Oil is supported by the ongoing conflict in Ukraine and reports of advancing peace negotiations between Russia and Ukraine are curtailing oil prices. Diplomatic talks have sparked hopes of a resolution to the crisis. The Ukrainian side has reportedly proposed to abandon its prospects of joining military alliances, in exchange for security guarantees. Russia on the other hand has pledged to scale down military operations in Kyiv and Chernihiv and is reportedly willing to let Ukraine join the EU, with the condition that it does not join NATO. Russia’s pledges have been met with skepticism by the Ukrainian side though, as attacks against Chernihiv continue unabated.

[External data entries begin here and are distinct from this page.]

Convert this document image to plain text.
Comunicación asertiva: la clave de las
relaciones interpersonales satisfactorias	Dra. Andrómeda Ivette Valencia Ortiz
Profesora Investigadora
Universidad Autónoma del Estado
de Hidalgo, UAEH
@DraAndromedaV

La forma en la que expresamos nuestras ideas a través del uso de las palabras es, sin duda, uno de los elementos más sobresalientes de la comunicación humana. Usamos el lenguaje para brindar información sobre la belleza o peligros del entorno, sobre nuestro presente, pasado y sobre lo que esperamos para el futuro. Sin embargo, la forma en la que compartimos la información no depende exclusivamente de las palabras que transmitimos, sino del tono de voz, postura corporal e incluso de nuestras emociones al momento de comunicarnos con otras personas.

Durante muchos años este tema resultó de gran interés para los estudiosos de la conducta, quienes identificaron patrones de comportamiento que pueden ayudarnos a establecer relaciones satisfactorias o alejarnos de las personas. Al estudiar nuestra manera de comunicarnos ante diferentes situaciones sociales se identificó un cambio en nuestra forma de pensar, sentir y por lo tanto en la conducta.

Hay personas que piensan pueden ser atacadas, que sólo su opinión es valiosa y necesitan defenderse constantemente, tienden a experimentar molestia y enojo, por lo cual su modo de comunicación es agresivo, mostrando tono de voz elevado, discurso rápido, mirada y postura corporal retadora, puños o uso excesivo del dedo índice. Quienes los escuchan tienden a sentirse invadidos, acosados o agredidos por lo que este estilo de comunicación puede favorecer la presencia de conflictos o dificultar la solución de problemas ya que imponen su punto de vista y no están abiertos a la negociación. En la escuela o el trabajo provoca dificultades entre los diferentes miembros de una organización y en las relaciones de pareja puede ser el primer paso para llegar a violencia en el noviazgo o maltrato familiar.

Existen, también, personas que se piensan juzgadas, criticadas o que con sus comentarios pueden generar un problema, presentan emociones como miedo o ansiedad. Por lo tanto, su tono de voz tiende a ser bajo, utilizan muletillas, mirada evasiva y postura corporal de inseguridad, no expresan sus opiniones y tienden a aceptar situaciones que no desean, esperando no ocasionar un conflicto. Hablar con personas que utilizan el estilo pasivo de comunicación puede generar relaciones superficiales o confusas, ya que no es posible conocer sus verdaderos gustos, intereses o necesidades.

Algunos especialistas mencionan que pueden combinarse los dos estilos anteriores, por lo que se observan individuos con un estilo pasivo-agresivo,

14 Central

Oil prices are also under pressure by reports that China is initiating its biggest Covid lockdown in two years. A large wave of covid cases in China is forcing the country to enter lockdown once again. The financial hub of Shanghai is launching a lockdown to curb a surge in COVID-19 infections. China is the largest importer of crude oil and fears of a decrease in demand from lockdowns have sent oil prices plummeting. If the pandemic is re-ignited and countries start imposing new restrictions and re-entering lockdowns, it may signal another drop in the oil demand.
Oil prices remained high last week, as fears of a disruption in the distribution of oil were intensified. Reports of a potential EU oil and gas ban drove prices up, as such a scenario would create a severe energy crisis. The EU has not imposed direct bans on Russian oil and gas imports yet, since the Eurozone relies heavily on Russian energy-related imports, with almost 30% of the crude oil imports, 47% of its coal, and over 40% percent of its gas imports coming from Russia.
The US banned all oil and gas imports from Russia two weeks ago, catapulting oil prices to over $130 per barrel and the International Energy Agency (IEA) estimates that as many as 3 million barrels per day of Russian crude oil could be removed from the market as a result of sanctions and of boycotting on Russian oil.
In addition, a Caspian pipeline was seriously damaged last week, adding to worries over tight global supplies. Russian and Kazakhstan oil exports via the Caspian Pipeline Consortium may fall by up to 1 million barrels per day or 1% of global oil production.
Negotiations of an Iran oil deal over its nuclear program are rumored to be coming to fruition. If the deal goes through, Iran could add as many as 900,000 barrels a day to global supplies, which might provide some relief to the energy crisis, although this additional source of supply has likely already been priced in by markets.